Mitogenome Diversity
Haplotype (H) and nucleotide (π) diversities and average number of nucleotide differences (M) in Ecuador and Peru were calculated using the software package DnaSP 5 (Librado and Rozas 2009). Only mitogenomes from random surveys of modern populations were considered (supplementary table S4, Supplementary Material online).
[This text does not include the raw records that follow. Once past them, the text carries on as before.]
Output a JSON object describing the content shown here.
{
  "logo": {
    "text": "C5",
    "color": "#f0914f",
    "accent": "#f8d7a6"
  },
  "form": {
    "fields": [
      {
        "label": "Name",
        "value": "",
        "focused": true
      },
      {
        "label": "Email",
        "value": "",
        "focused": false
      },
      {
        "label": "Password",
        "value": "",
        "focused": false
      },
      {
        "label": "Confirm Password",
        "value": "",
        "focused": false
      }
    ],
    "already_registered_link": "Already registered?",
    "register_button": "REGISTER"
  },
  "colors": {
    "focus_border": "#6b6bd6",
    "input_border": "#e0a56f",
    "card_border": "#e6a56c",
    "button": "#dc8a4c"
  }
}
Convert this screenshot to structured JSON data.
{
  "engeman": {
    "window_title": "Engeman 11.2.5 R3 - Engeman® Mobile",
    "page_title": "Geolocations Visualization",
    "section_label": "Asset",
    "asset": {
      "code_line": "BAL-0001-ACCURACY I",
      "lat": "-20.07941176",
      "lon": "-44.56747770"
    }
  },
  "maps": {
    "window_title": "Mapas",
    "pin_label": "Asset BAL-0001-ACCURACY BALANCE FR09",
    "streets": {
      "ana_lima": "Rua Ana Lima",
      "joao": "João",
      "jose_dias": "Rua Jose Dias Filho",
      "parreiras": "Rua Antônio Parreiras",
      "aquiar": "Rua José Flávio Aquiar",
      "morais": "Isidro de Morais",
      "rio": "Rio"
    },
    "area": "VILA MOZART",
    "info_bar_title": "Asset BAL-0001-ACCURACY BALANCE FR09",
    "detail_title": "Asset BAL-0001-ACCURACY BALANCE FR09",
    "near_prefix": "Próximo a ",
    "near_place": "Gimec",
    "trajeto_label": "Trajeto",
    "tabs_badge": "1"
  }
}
This led to the exclusion of 13 A2 (Tamm et al. 2007; Cardoso et al. 2012), one B2 (Tamm et al. 2007), one C1b (Greenspan 2015, direct submission), nine C1d (Perego et al. 2010), and 12 D4h3a (Perego et al. 2009) mitogenomes from the data set including all available Ecuadorian and Peruvian mitogenomes.
BSP Analysis
BSP analysis was performed with the BEAST software using a strict molecular clock (lognormal distribution across branches and uncorrelated between them) and an HKY85-type model with γ-distributed rates. The ages of haplogroups N and M (Behar et al. 2012) were considered as consistent internal calibration points. The chain length was established at 50,000,000 iterations, with samples drawn every 10,000 MCMC steps, after a discarded burn-in of 5,000,000 steps. BSPs were visualized in a plot with Tracer v1.5 and then converted into an Excel graph by assuming a generation time of 25 years.